“Google has had enormous difficulty diversifying and while it continues to control such a dynamic and lucrative segment of tech, it faces stiffening competition in the heart and soul of its balance sheet from Microsoft, Yahoo, Apple and a host of upstarts,” Jim Goldman writes for CNBC.
“Make no mistake: Google still has plenty going for it,” Goldman writes. “On any given day, 63 percent of the world’s searches are done on Google. That’s a staggering stat. But that’s where Google’s story still begins and ends, even after so many attempts at generating new revenue from other streams.”
“I liken Google to a kind of trust-fund baby for tech: The company got mega bucks at a very early age, and ever since it has been trying to come up with creative ways to spend it, and far-flung business ventures to make even more,” Goldman writes. “Remember that Google spent over $1 billion on its YouTube acquisition, but even after all these years, the deal still isn’t generating any material profits.”

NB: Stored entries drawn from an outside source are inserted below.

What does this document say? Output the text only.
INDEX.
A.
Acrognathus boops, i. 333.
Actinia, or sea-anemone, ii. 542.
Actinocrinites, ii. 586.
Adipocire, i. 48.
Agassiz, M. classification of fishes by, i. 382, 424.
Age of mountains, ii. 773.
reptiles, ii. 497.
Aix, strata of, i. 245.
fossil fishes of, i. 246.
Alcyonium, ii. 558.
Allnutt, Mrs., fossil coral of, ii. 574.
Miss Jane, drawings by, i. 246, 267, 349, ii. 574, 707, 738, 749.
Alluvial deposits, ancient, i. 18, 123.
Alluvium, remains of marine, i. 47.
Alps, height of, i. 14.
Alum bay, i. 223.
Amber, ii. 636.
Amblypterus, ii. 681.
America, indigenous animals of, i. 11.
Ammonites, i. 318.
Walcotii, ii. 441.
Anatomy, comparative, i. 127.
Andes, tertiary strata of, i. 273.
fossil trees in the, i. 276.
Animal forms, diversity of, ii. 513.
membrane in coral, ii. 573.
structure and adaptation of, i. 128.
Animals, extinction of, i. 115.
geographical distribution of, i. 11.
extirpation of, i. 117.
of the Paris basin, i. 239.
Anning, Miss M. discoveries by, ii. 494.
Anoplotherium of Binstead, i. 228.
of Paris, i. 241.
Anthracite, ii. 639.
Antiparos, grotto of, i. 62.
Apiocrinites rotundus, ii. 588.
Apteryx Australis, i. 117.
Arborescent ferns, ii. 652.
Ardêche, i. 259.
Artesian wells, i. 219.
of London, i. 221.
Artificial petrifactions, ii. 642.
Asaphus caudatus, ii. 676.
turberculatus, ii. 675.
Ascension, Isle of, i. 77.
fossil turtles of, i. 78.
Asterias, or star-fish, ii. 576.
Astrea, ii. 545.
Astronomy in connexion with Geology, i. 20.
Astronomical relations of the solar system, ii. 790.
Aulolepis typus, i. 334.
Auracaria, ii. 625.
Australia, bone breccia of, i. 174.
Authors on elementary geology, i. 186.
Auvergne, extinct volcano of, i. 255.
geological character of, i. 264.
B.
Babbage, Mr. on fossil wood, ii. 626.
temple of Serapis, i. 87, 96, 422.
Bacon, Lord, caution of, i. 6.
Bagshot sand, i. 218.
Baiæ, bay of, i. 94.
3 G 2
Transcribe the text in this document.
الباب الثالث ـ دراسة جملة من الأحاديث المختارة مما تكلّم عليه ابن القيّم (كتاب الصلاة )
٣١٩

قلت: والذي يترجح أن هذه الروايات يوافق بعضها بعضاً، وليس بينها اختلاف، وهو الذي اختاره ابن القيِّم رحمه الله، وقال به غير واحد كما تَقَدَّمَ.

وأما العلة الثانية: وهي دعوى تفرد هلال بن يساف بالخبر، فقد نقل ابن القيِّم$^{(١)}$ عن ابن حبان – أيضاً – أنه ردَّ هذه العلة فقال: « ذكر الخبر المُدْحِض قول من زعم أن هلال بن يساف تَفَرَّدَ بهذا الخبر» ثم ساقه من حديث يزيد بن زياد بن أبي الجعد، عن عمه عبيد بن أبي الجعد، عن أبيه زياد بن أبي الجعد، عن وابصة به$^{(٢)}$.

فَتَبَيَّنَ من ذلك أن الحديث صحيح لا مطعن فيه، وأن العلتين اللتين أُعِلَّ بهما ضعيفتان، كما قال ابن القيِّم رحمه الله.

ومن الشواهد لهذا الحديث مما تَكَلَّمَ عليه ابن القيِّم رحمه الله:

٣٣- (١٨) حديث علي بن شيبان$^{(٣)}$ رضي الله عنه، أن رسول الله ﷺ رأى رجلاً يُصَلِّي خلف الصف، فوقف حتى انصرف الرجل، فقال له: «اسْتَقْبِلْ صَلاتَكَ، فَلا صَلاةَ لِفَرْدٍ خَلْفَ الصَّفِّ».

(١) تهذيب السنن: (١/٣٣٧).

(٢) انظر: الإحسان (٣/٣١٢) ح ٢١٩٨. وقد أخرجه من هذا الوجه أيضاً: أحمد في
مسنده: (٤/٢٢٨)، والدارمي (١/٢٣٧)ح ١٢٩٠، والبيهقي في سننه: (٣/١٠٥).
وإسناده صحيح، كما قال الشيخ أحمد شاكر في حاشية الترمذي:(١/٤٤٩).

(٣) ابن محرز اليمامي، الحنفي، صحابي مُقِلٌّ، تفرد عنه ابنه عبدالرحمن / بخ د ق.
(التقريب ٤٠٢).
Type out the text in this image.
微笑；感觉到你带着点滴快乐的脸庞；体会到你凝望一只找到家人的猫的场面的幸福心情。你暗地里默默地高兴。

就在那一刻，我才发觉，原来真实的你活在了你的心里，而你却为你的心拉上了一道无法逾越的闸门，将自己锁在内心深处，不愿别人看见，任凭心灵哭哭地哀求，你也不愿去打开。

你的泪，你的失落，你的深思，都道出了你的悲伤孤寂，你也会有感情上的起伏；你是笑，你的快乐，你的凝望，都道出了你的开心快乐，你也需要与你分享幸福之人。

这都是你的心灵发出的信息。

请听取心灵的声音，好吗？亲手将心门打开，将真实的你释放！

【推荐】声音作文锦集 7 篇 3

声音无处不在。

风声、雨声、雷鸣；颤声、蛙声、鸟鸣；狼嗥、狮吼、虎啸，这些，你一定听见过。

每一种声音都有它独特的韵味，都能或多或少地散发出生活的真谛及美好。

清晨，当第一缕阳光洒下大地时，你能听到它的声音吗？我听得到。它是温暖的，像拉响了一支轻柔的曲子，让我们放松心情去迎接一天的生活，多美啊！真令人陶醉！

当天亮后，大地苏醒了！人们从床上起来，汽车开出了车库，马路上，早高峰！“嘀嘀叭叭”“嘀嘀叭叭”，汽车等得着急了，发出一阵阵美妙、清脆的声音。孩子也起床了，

“Google is indeed at a crossroads,” Goldman writes. “The company gets major kudos for investing heavily in research in development; having lived in and covered the Silicon Valley for the past 20 years, I happen to love Google’s throw-it-against-the-wall-and-see-if-it-sticks approach to innovation.”
Goldman writes, “But Google also has to tread carefully and keep its swagger under control. It’s bitter break-up with Apple is a classic example of Google’s heavy hand and what might have been behind-the-scenes duplicity (oh, no way, we’re going to compete with you. Oh wait, we’re competing with you!) That cost Google what could have been a great corporate partnership and cost CEO Eric Schmidt his friendship with Steve Jobs.”